Premièrement, l’ordonnance de production des preuves pourrait être inappropriée si les contrefacteurs présumés étaient jugés comme n’étant pas disposés à conclure un accord de licence dès le départ. Dans ce cas, on ne comprendrait pas pourquoi les contrefacteurs devraient avoir accès aux pratiques du titulaire en matière de licences.
Deuxièmement, la portée d’une ordonnance de production des preuves doit être décidée en tenant compte du devoir de transparence du titulaire des brevets essentiels dans les négociations, tel qu’il a été établi par la CJUE. Plus particulièrement, pour l’explication de la méthode de calcul de la redevance de licence exigée par la CJUE, la simple attribution des facteurs mathématiques sous-jacents du calcul ne suffit pas. Au contraire, le ratio auquel la CJUE se réfère doit être rendu transparent quant à la raison pour laquelle le détenteur des brevets essentiels estime que l’offre qu’il soumet aux contrefacteurs présumés remplit les conditions FRAND. La justification nécessaire peut être fournie, par exemple, en se référant à une pratique de licence déjà établie sur le marché sous la forme d’un programme de licence standard. Si un tel programme n’existe pas, des accords de licence individuels spécifiques peuvent servir de référence si le titulaire explique pourquoi il estime que ces accords peuvent servir de point de référence approprié par rapport au contrefacteur présumé.

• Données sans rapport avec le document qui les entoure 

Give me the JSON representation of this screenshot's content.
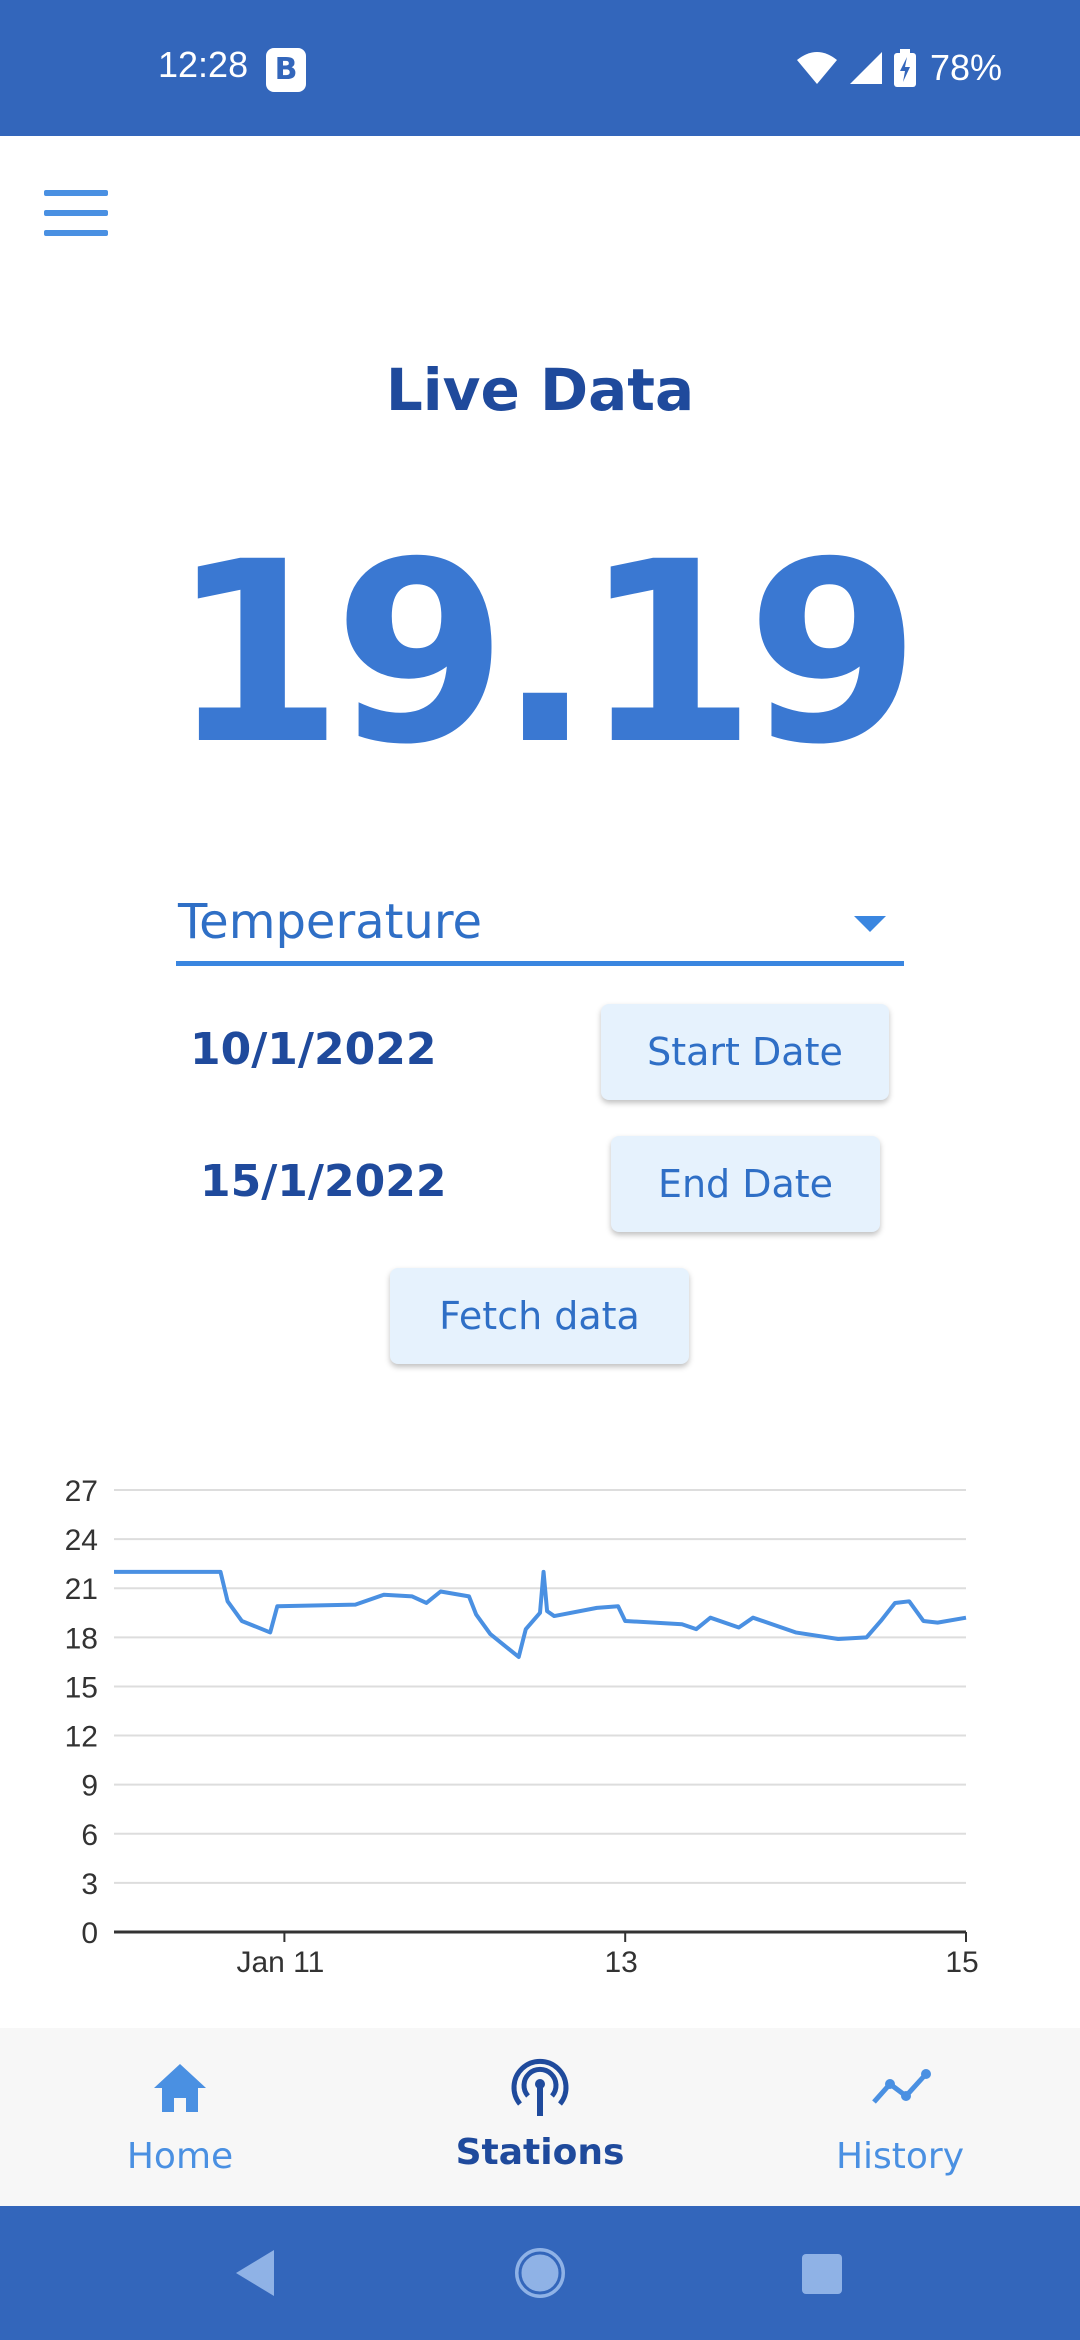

Dans le cas d’espèce, la division locale rappelle que lors des négociations le plaignant s’est essentiellement référé à deux contrats de licence, qu’il a entre-temps soumis dans le cadre de la procédure. Les défendeurs se sont également référés à deux contrats, qu’ils ont également soumis dans le cadre de la procédure. Toutefois, jusqu’à présent dans la procédure, les défendeurs n’ont pas fait valoir de manière suffisamment substantielle qu’il existe au moins une présomption suffisamment concrète que le plaignant a effectivement conclu d’autres contrats avec des tiers qui peuvent servir de base à un règlement amiable.
La division locale en déduit qu’il ne semble pas nécessaire, compte tenu de l’obligation de transparence découlant du droit communautaire, d’ordonner la présentation de tous les contrats de licence anonymes relatifs au portefeuille 3G et/ou 4G du plaignant.
Le principe de proportionnalité et la nécessaire prise en compte des intérêts des tiers qui, en tant que partenaires contractuels des accords de licence, peuvent également avoir des intérêts dans la protection des secrets d’affaires et qui doivent être pris en compte lors de la décision sur l’ordre d’envoi, s’y opposent également.
La division locale se réfère par ailleurs aux « pratiques commerciales reconnues » dans le domaine concerné, que la CJUE a également placées au cœur de son programme de négociation. Plus particulièrement, dans le cadre d’une négociation concernant une licence FRAND, les parties doivent se limiter à un nombre gérable d’accords de licence au cours des négociations. Dans le cas contraire, les négociations seraient surchargées d’une quantité de faits qui ne permettraient pas aux négociations commerciales de progresser en temps voulu.
Dans le cas d’espèce, la division locale rappelle qu’aucune preuve suffisante n’a été apportée que le plaignant dispose d’autres contrats de licence que les parties pourraient utiliser judicieusement pour conclure une licence FRAND. En effet, il appartient en premier lieu au plaignant de décider s’il soumet dans la procédure des contrats de licence afin de contrer une éventuelle objection FRAND des défendeurs et de qualifier son comportement de conforme au droit communautaire en la matière. Des conséquences juridiques ne pourraient être tirées que s’il s’avérait, par exemple, dans le cadre d’une procédure, qu’un détenteur de brevets essentiels n’a délibérément pas produit certains contrats de licence afin d’imposer des licences excessives en tirant parti de sa position de monopole.
Ainsi, au moins pour les motifs exposés ci-dessus en lien avec le droit communautaire appliqué aux licences FRAND, la division locale de Mannheim rejette la demande des défendeurs d’ordonnance de production de preuves selon la Règle 190 RdP.